One flight delay and I was hosed.
So, back out to the pharmacy… Although it was a hike from my new place, I returned to the one where I’d purchased my test strips.
They remembered me, which I’d like to credit to the excellent service standards in the French medical industry. But, more likely it’s because they’d spent nearly an hour with me the first time I’d been in the store. Also, I may have been slightly high on stress and tiny cups of French coffee at the time.
Syringes? Not a problem. Exact match? Well, all the numbers (which, even on American syringes are metric) were the same and the package was marked “insuline.” I figured they’d work, so I bought a pack of ten. They cost me about $4.50 U.S.

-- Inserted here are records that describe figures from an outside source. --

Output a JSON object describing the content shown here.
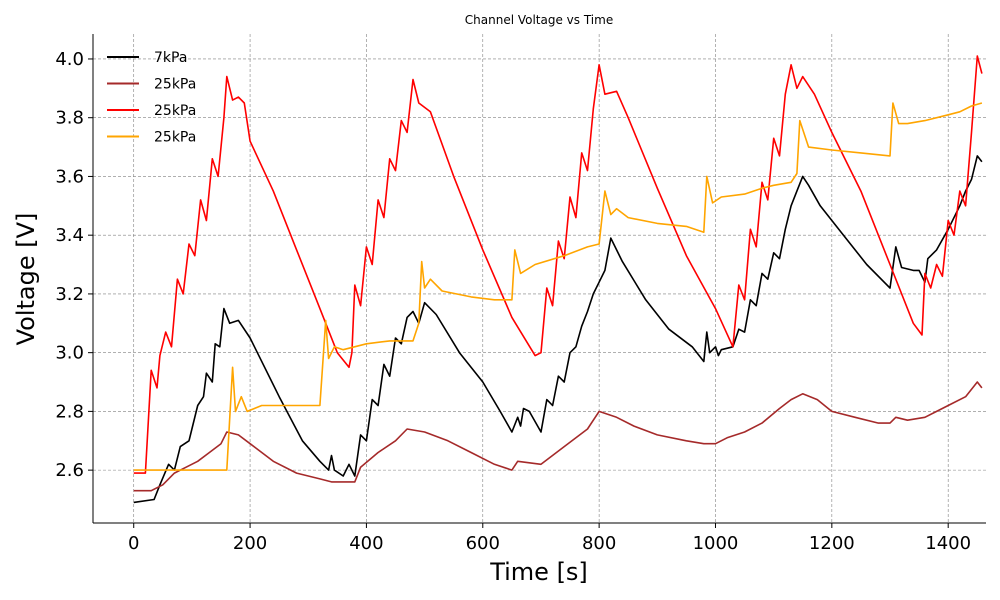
{
  "chart_data": {
    "type": "line",
    "title": "Channel Voltage vs Time",
    "xlabel": "Time [s]",
    "ylabel": "Voltage [V]",
    "xlim": [
      -70,
      1465
    ],
    "ylim": [
      2.42,
      4.085
    ],
    "xticks": [
      0,
      200,
      400,
      600,
      800,
      1000,
      1200,
      1400
    ],
    "yticks": [
      2.6,
      2.8,
      3.0,
      3.2,
      3.4,
      3.6,
      3.8,
      4.0
    ],
    "xtick_labels": [
      "0",
      "200",
      "400",
      "600",
      "800",
      "1000",
      "1200",
      "1400"
    ],
    "ytick_labels": [
      "2.6",
      "2.8",
      "3.0",
      "3.2",
      "3.4",
      "3.6",
      "3.8",
      "4.0"
    ],
    "grid": true,
    "legend_position": "top-left",
    "series": [
      {
        "name": "7kPa",
        "color": "#000000",
        "points": [
          [
            0,
            2.49
          ],
          [
            35,
            2.5
          ],
          [
            45,
            2.55
          ],
          [
            60,
            2.62
          ],
          [
            70,
            2.6
          ],
          [
            80,
            2.68
          ],
          [
            95,
            2.7
          ],
          [
            100,
            2.74
          ],
          [
            110,
            2.82
          ],
          [
            120,
            2.85
          ],
          [
            125,
            2.93
          ],
          [
            135,
            2.9
          ],
          [
            140,
            3.03
          ],
          [
            148,
            3.02
          ],
          [
            155,
            3.15
          ],
          [
            165,
            3.1
          ],
          [
            180,
            3.11
          ],
          [
            200,
            3.05
          ],
          [
            250,
            2.85
          ],
          [
            290,
            2.7
          ],
          [
            320,
            2.63
          ],
          [
            335,
            2.6
          ],
          [
            340,
            2.65
          ],
          [
            345,
            2.6
          ],
          [
            360,
            2.58
          ],
          [
            370,
            2.62
          ],
          [
            380,
            2.58
          ],
          [
            390,
            2.72
          ],
          [
            400,
            2.7
          ],
          [
            410,
            2.84
          ],
          [
            420,
            2.82
          ],
          [
            430,
            2.96
          ],
          [
            440,
            2.92
          ],
          [
            450,
            3.05
          ],
          [
            460,
            3.03
          ],
          [
            470,
            3.12
          ],
          [
            480,
            3.14
          ],
          [
            490,
            3.1
          ],
          [
            500,
            3.17
          ],
          [
            520,
            3.13
          ],
          [
            560,
            3.0
          ],
          [
            600,
            2.9
          ],
          [
            630,
            2.8
          ],
          [
            650,
            2.73
          ],
          [
            660,
            2.78
          ],
          [
            665,
            2.75
          ],
          [
            670,
            2.81
          ],
          [
            680,
            2.8
          ],
          [
            700,
            2.73
          ],
          [
            710,
            2.84
          ],
          [
            720,
            2.82
          ],
          [
            730,
            2.92
          ],
          [
            740,
            2.9
          ],
          [
            750,
            3.0
          ],
          [
            760,
            3.02
          ],
          [
            770,
            3.09
          ],
          [
            780,
            3.14
          ],
          [
            790,
            3.2
          ],
          [
            800,
            3.24
          ],
          [
            810,
            3.28
          ],
          [
            820,
            3.39
          ],
          [
            830,
            3.35
          ],
          [
            840,
            3.31
          ],
          [
            880,
            3.18
          ],
          [
            920,
            3.08
          ],
          [
            960,
            3.02
          ],
          [
            980,
            2.97
          ],
          [
            985,
            3.07
          ],
          [
            990,
            3.0
          ],
          [
            1000,
            3.02
          ],
          [
            1005,
            2.99
          ],
          [
            1010,
            3.01
          ],
          [
            1030,
            3.02
          ],
          [
            1040,
            3.08
          ],
          [
            1050,
            3.07
          ],
          [
            1060,
            3.18
          ],
          [
            1070,
            3.16
          ],
          [
            1080,
            3.27
          ],
          [
            1090,
            3.25
          ],
          [
            1100,
            3.34
          ],
          [
            1110,
            3.32
          ],
          [
            1120,
            3.42
          ],
          [
            1130,
            3.5
          ],
          [
            1140,
            3.55
          ],
          [
            1150,
            3.6
          ],
          [
            1160,
            3.57
          ],
          [
            1180,
            3.5
          ],
          [
            1220,
            3.4
          ],
          [
            1260,
            3.3
          ],
          [
            1300,
            3.22
          ],
          [
            1310,
            3.36
          ],
          [
            1320,
            3.29
          ],
          [
            1340,
            3.28
          ],
          [
            1350,
            3.28
          ],
          [
            1360,
            3.24
          ],
          [
            1365,
            3.32
          ],
          [
            1380,
            3.35
          ],
          [
            1400,
            3.42
          ],
          [
            1420,
            3.5
          ],
          [
            1430,
            3.55
          ],
          [
            1440,
            3.59
          ],
          [
            1450,
            3.67
          ],
          [
            1458,
            3.65
          ]
        ]
      },
      {
        "name": "25kPa",
        "color": "#a52a2a",
        "points": [
          [
            0,
            2.53
          ],
          [
            30,
            2.53
          ],
          [
            50,
            2.55
          ],
          [
            70,
            2.59
          ],
          [
            90,
            2.61
          ],
          [
            110,
            2.63
          ],
          [
            130,
            2.66
          ],
          [
            150,
            2.69
          ],
          [
            160,
            2.73
          ],
          [
            180,
            2.72
          ],
          [
            200,
            2.69
          ],
          [
            240,
            2.63
          ],
          [
            280,
            2.59
          ],
          [
            320,
            2.57
          ],
          [
            340,
            2.56
          ],
          [
            380,
            2.56
          ],
          [
            390,
            2.61
          ],
          [
            420,
            2.66
          ],
          [
            450,
            2.7
          ],
          [
            470,
            2.74
          ],
          [
            500,
            2.73
          ],
          [
            540,
            2.7
          ],
          [
            580,
            2.66
          ],
          [
            620,
            2.62
          ],
          [
            650,
            2.6
          ],
          [
            660,
            2.63
          ],
          [
            700,
            2.62
          ],
          [
            740,
            2.68
          ],
          [
            780,
            2.74
          ],
          [
            800,
            2.8
          ],
          [
            830,
            2.78
          ],
          [
            860,
            2.75
          ],
          [
            900,
            2.72
          ],
          [
            950,
            2.7
          ],
          [
            980,
            2.69
          ],
          [
            1000,
            2.69
          ],
          [
            1020,
            2.71
          ],
          [
            1050,
            2.73
          ],
          [
            1080,
            2.76
          ],
          [
            1110,
            2.81
          ],
          [
            1130,
            2.84
          ],
          [
            1150,
            2.86
          ],
          [
            1175,
            2.84
          ],
          [
            1200,
            2.8
          ],
          [
            1240,
            2.78
          ],
          [
            1280,
            2.76
          ],
          [
            1300,
            2.76
          ],
          [
            1310,
            2.78
          ],
          [
            1330,
            2.77
          ],
          [
            1360,
            2.78
          ],
          [
            1380,
            2.8
          ],
          [
            1400,
            2.82
          ],
          [
            1430,
            2.85
          ],
          [
            1450,
            2.9
          ],
          [
            1458,
            2.88
          ]
        ]
      },
      {
        "name": "25kPa",
        "color": "#ff0000",
        "points": [
          [
            0,
            2.59
          ],
          [
            20,
            2.59
          ],
          [
            30,
            2.94
          ],
          [
            40,
            2.88
          ],
          [
            45,
            2.99
          ],
          [
            55,
            3.07
          ],
          [
            65,
            3.02
          ],
          [
            75,
            3.25
          ],
          [
            85,
            3.2
          ],
          [
            95,
            3.37
          ],
          [
            105,
            3.33
          ],
          [
            115,
            3.52
          ],
          [
            125,
            3.45
          ],
          [
            135,
            3.66
          ],
          [
            145,
            3.6
          ],
          [
            155,
            3.8
          ],
          [
            160,
            3.94
          ],
          [
            170,
            3.86
          ],
          [
            180,
            3.87
          ],
          [
            190,
            3.85
          ],
          [
            200,
            3.72
          ],
          [
            240,
            3.55
          ],
          [
            280,
            3.35
          ],
          [
            320,
            3.15
          ],
          [
            350,
            3.0
          ],
          [
            370,
            2.95
          ],
          [
            375,
            3.0
          ],
          [
            380,
            3.23
          ],
          [
            390,
            3.16
          ],
          [
            400,
            3.36
          ],
          [
            410,
            3.3
          ],
          [
            420,
            3.52
          ],
          [
            430,
            3.46
          ],
          [
            440,
            3.66
          ],
          [
            450,
            3.62
          ],
          [
            460,
            3.79
          ],
          [
            470,
            3.75
          ],
          [
            480,
            3.93
          ],
          [
            490,
            3.85
          ],
          [
            510,
            3.82
          ],
          [
            550,
            3.6
          ],
          [
            600,
            3.35
          ],
          [
            650,
            3.12
          ],
          [
            690,
            2.99
          ],
          [
            700,
            3.0
          ],
          [
            710,
            3.22
          ],
          [
            720,
            3.16
          ],
          [
            730,
            3.38
          ],
          [
            740,
            3.32
          ],
          [
            750,
            3.53
          ],
          [
            760,
            3.46
          ],
          [
            770,
            3.68
          ],
          [
            780,
            3.62
          ],
          [
            790,
            3.83
          ],
          [
            800,
            3.98
          ],
          [
            810,
            3.88
          ],
          [
            830,
            3.89
          ],
          [
            850,
            3.8
          ],
          [
            900,
            3.56
          ],
          [
            950,
            3.33
          ],
          [
            1000,
            3.15
          ],
          [
            1030,
            3.02
          ],
          [
            1040,
            3.23
          ],
          [
            1050,
            3.18
          ],
          [
            1060,
            3.42
          ],
          [
            1070,
            3.36
          ],
          [
            1080,
            3.58
          ],
          [
            1090,
            3.52
          ],
          [
            1100,
            3.73
          ],
          [
            1110,
            3.67
          ],
          [
            1120,
            3.88
          ],
          [
            1130,
            3.98
          ],
          [
            1140,
            3.9
          ],
          [
            1150,
            3.94
          ],
          [
            1170,
            3.88
          ],
          [
            1200,
            3.75
          ],
          [
            1250,
            3.55
          ],
          [
            1300,
            3.3
          ],
          [
            1340,
            3.1
          ],
          [
            1355,
            3.06
          ],
          [
            1360,
            3.27
          ],
          [
            1370,
            3.22
          ],
          [
            1380,
            3.3
          ],
          [
            1390,
            3.26
          ],
          [
            1400,
            3.45
          ],
          [
            1410,
            3.4
          ],
          [
            1420,
            3.55
          ],
          [
            1430,
            3.5
          ],
          [
            1440,
            3.75
          ],
          [
            1450,
            4.01
          ],
          [
            1458,
            3.95
          ]
        ]
      },
      {
        "name": "25kPa",
        "color": "#ffa500",
        "points": [
          [
            0,
            2.6
          ],
          [
            30,
            2.6
          ],
          [
            60,
            2.6
          ],
          [
            100,
            2.6
          ],
          [
            140,
            2.6
          ],
          [
            160,
            2.6
          ],
          [
            170,
            2.95
          ],
          [
            175,
            2.8
          ],
          [
            185,
            2.85
          ],
          [
            195,
            2.8
          ],
          [
            220,
            2.82
          ],
          [
            270,
            2.82
          ],
          [
            320,
            2.82
          ],
          [
            330,
            3.11
          ],
          [
            335,
            2.98
          ],
          [
            345,
            3.02
          ],
          [
            360,
            3.01
          ],
          [
            400,
            3.03
          ],
          [
            440,
            3.04
          ],
          [
            480,
            3.04
          ],
          [
            490,
            3.1
          ],
          [
            495,
            3.31
          ],
          [
            500,
            3.22
          ],
          [
            510,
            3.25
          ],
          [
            530,
            3.21
          ],
          [
            580,
            3.19
          ],
          [
            620,
            3.18
          ],
          [
            650,
            3.18
          ],
          [
            655,
            3.35
          ],
          [
            665,
            3.27
          ],
          [
            690,
            3.3
          ],
          [
            740,
            3.33
          ],
          [
            780,
            3.36
          ],
          [
            800,
            3.37
          ],
          [
            810,
            3.55
          ],
          [
            820,
            3.47
          ],
          [
            830,
            3.49
          ],
          [
            850,
            3.46
          ],
          [
            900,
            3.44
          ],
          [
            950,
            3.43
          ],
          [
            980,
            3.41
          ],
          [
            985,
            3.6
          ],
          [
            995,
            3.51
          ],
          [
            1010,
            3.53
          ],
          [
            1050,
            3.54
          ],
          [
            1080,
            3.56
          ],
          [
            1100,
            3.57
          ],
          [
            1130,
            3.58
          ],
          [
            1140,
            3.61
          ],
          [
            1145,
            3.79
          ],
          [
            1160,
            3.7
          ],
          [
            1200,
            3.69
          ],
          [
            1250,
            3.68
          ],
          [
            1300,
            3.67
          ],
          [
            1305,
            3.85
          ],
          [
            1315,
            3.78
          ],
          [
            1330,
            3.78
          ],
          [
            1360,
            3.79
          ],
          [
            1400,
            3.81
          ],
          [
            1420,
            3.82
          ],
          [
            1440,
            3.84
          ],
          [
            1458,
            3.85
          ]
        ]
      }
    ]
  }
}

Although I didn’t need any this trip, I did ask the American liaison at the hospital about insulin. It turns out that you do need a prescription, just like at home. I also asked how I would handle urgent, but non-life threatening, situations?
“I believe for something minor, like strep throat, perhaps the best option (in Paris) would be to call SOS Medecins – their operator will ask some questions and can actually have a doctor at your home in half an hour or so.
And it only costs around €70… (About $100. U.S.)?!
“Often, they can give you enough medicine to tide you over for a few hours till you can get to a pharmacy,” the official added.
Wow, who knew the French could be so accommodating?
This trip was not, by any stretch of the imagination, my best planned or most enjoyed trip to France. But, it was one of those learning experiences– one that’s best left unrepeated.
Except for the part where I calculated that for each mile walked, I could eat nearly a quarter of a baguette. That part I’d do again.
Wow is right, Stephanie. So glad the healthcare system in France was so helpful. We hope your mom is doing better, and thanks for sharing your story! Just shows the importance of having an on-the-ground support system when traveling with diabetes.